Notably, when there was an increase in intergenerational proximity, it was most often the result of moves by adult children rather than by parents, suggesting that the younger generation plays a more important role in shaping intergenerational proximity than might often be assumed. While previous research described how parents’ needs, resources, and preferences shape decisions regarding living arrangements (e.g., Soldo, Wolf, & Agree, 1990), researchers are only beginning to examine whether and how adult children’s relocation decisions are influenced by their parents’ needs or their own need for support (Michielin et al., 2008). Our findings suggest that children make choices collectively with other family members to create effective living arrangements. Future research on the well-being of older people should thus adopt a more inclusive intergenerational approach and pay more attention to the needs, preferences, resources, and life circumstances of both the younger and the older generations in the family.
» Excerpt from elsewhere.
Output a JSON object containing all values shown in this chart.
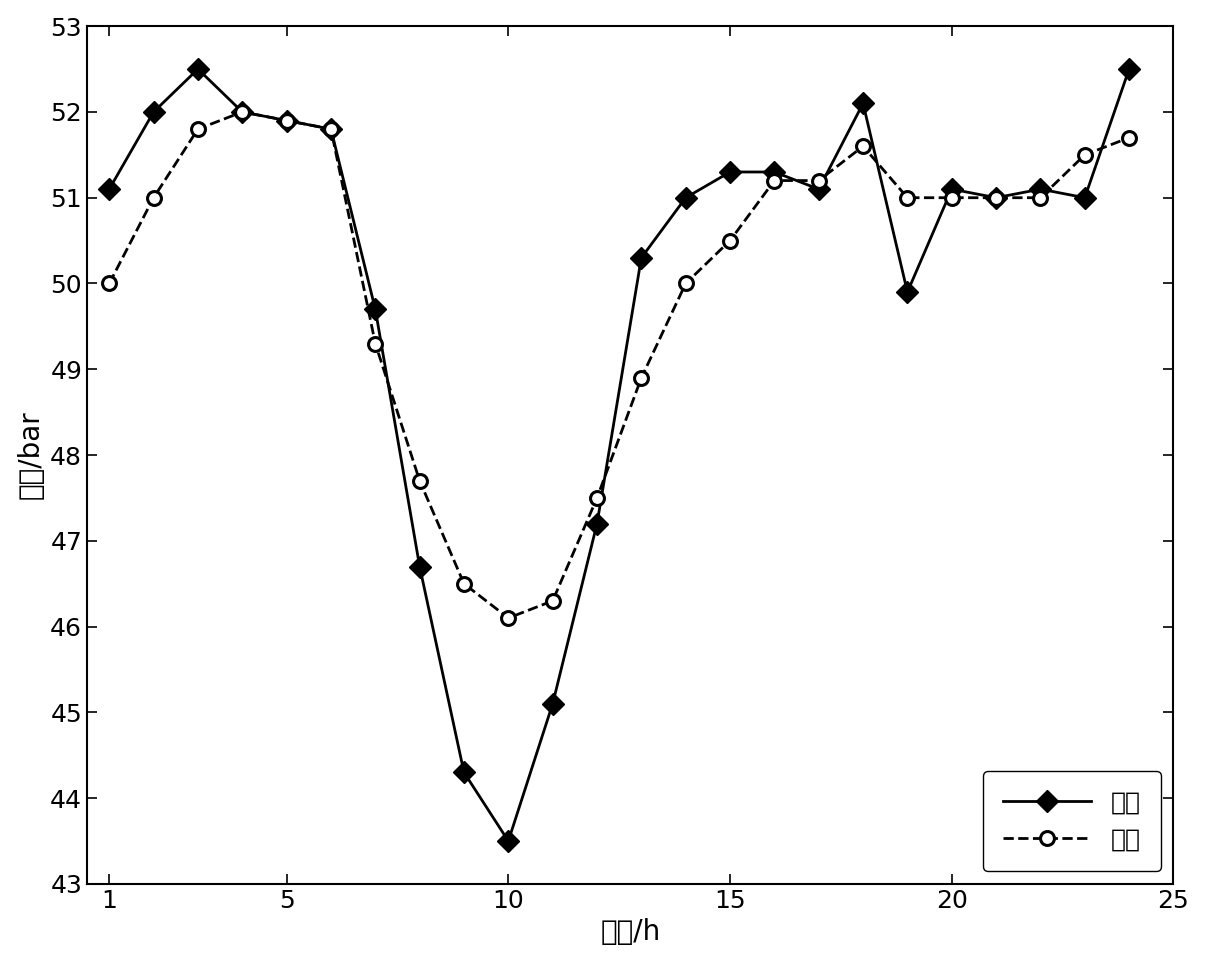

Older parents with greater anticipated longevity are more likely to move closer to their children, holding all else equal. The influence of anticipated longevity on parental moves shows that variation in the future planning horizon can influence the timing of migration transitions, even when controlling for current health needs. Although anticipated longevity only serves as a proxy for the planning horizon, its observed association with proximity-enhancing moves provides fresh supporting evidence for the key role of anticipatory behaviors in the decisions families make regarding older generations’ living arrangements.
Further research will need to take into account increasing variability in family forms and relationships in understanding family support in later life (Agree & Hughes, 2012). The present study illustrates the importance of including individual variability in perceived timelines in the life course framework, and provides a starting point for the development of more complex models that accommodate multiple generations. While the life course migration framework has previously rested entirely on the perspective of a single generation, our findings enhance the framework by showing that changes in intergenerational proximity are due to moves by both parents and children and that each type of move is influenced by a different set of factors.
Footnotes
Acknowledgements
The authors would like to thank Douglas A. Wolf for his helpful suggestions on the design of this study.
Declaration of Conflicting Interests
The author(s) declared no potential conflicts of interest with respect to the research, authorship, and/or publication of this article.
Funding
The author(s) received no financial support for the research, authorship, and/or publication of this article.